Leo Gorcey - Film Career

Film Career

In the 1930s, Leo's father became estranged from the family while working in theater and film. When he returned in 1935, he and David persuaded Leo to try out for a small part in the play Dead End. Having just lost his job as a plumber's apprentice and seeing his father's relative success, Leo decided to give acting a try. Leo and David were cast as two members of the East 53rd Place Gang, with limited stage time. Charles Duncan, who was originally cast as Spit, left the play, and Leo, his understudy, was promoted. Gorcey created a quarrelsome guttersnipe whose greatest joy was in making trouble.

In 1937, Samuel Goldwyn made the popular play into a movie of the same name, and transported the six boys to Hollywood. Gorcey became one of the busiest actors in Hollywood for the next 20 years.

  • From 1937 to 1939, he starred in 7 Dead End Kids movies, where he played characters with various names
  • From 1940 to 1945, he starred in 21 East Side Kids movies, where he played the character named Ethelbert "Muggs" McInnis/McGinnis/Maloney
  • From 1946 to 1956, he starred in 41 Bowery Boys movies, where he played the character named Terence Aloysius "Slip" Mahoney

In the Bowery Boys movies, Leo's father, Bernard Gorcey, played Louie Dumbrowski, the diminutive sweetshop owner from whom the boys conned banana splits and financial loans. Leo's character "Slip" was famed for his malapropisms always delivered in a Brooklyn accent, such as "a clever seduction" for "a clever deduction," "I depreciate it!" ("I appreciate it!"), "I regurgitate" ("I reiterate"), and "optical delusion" ("optical illusion").

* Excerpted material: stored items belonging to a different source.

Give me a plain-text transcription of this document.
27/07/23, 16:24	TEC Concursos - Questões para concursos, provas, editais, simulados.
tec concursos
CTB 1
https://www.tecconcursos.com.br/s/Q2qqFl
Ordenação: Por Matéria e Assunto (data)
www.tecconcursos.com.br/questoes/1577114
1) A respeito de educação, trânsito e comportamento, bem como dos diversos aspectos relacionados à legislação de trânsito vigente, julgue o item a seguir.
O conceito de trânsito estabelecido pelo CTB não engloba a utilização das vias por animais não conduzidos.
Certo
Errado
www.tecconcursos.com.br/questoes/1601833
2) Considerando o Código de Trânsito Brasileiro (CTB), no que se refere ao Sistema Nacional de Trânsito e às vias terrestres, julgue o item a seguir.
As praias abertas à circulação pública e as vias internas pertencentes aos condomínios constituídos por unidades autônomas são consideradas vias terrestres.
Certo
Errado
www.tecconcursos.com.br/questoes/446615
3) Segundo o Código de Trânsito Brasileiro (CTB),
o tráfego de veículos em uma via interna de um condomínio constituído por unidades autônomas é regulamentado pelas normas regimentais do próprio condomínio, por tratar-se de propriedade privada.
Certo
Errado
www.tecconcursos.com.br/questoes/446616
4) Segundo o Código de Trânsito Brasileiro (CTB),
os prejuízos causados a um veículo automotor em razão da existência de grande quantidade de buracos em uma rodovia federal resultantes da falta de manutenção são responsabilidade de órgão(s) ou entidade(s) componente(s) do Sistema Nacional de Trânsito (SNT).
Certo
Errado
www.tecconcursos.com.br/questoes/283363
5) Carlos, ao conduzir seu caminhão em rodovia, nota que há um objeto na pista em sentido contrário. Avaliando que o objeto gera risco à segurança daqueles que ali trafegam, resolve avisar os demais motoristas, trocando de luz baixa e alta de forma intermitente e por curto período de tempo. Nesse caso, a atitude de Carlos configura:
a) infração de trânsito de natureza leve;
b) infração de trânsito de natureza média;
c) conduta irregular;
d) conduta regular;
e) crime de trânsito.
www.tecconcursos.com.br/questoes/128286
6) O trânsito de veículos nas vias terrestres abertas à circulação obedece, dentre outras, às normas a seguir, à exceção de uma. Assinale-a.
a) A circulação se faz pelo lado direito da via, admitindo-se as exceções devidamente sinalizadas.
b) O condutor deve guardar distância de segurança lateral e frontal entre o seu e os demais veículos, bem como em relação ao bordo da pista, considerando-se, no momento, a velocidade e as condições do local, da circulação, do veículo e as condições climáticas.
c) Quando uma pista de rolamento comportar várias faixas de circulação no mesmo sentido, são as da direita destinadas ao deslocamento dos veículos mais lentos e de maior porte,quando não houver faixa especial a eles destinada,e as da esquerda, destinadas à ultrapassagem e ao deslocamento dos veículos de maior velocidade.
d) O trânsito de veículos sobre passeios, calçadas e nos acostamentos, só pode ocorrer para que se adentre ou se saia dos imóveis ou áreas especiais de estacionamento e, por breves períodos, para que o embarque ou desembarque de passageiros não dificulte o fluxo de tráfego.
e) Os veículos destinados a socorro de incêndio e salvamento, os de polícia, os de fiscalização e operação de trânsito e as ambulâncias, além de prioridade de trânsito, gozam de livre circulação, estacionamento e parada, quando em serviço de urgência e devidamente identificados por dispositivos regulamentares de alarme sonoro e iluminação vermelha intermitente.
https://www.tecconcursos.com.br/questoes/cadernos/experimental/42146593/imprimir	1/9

In the movie Jungle Gents, in which the Bowery Boys went to Africa, Huntz Hall lost the map and substituted a newspaper ad for lingerie. When Slip saw it, he said, "This ain't a map—it's an ad for ladies' griddles! "

In 1939, Gorcey married 17-year-old dancer Kay Marvis, who appeared in four of his Monogram movies. They divorced in 1944, after which Kay went on to become the second wife of Groucho Marx. In 1949, Gorcey married Amelita Ward, with whom he had worked in Clancy Street Boys and Smugglers' Cove. She gave birth to Leo Gorcey, Jr., during their marriage.

Also in 1944, Gorcey had a recurring role in the Pabst Blue Ribbon Town radio show, starring Groucho Marx. In 1948, Gorcey played a small role in the sophisticated movie comedy So This Is New York starring acerbic radio and television comedian Henry Morgan and featuring Arnold Stang.

In 1955, after his father was killed in an automobile accident, Leo turned to the bottle for solace and lost a great deal of weight. When he trashed a movie set in an intoxicated rage, the studio refused to give him the pay raise he demanded, so he quit the Bowery Boys and was replaced in the last seven movies by Stanley Clements. Leo's brother David remained with the series until it ended in early 1958.

During the 1960s, Leo did very little acting. He did appear in the epic 1963 comedy, It's a Mad, Mad, Mad, Mad World, sharing the screen with Sid Caesar and Edie Adams in a bit part as their first cab driver, their second being Peter Falk. Gorcey then made two final appearances on film with Huntz Hall in a pair of low budget productions: Second Fiddle To A Steel Guitar (1966) and The Phynx (1970).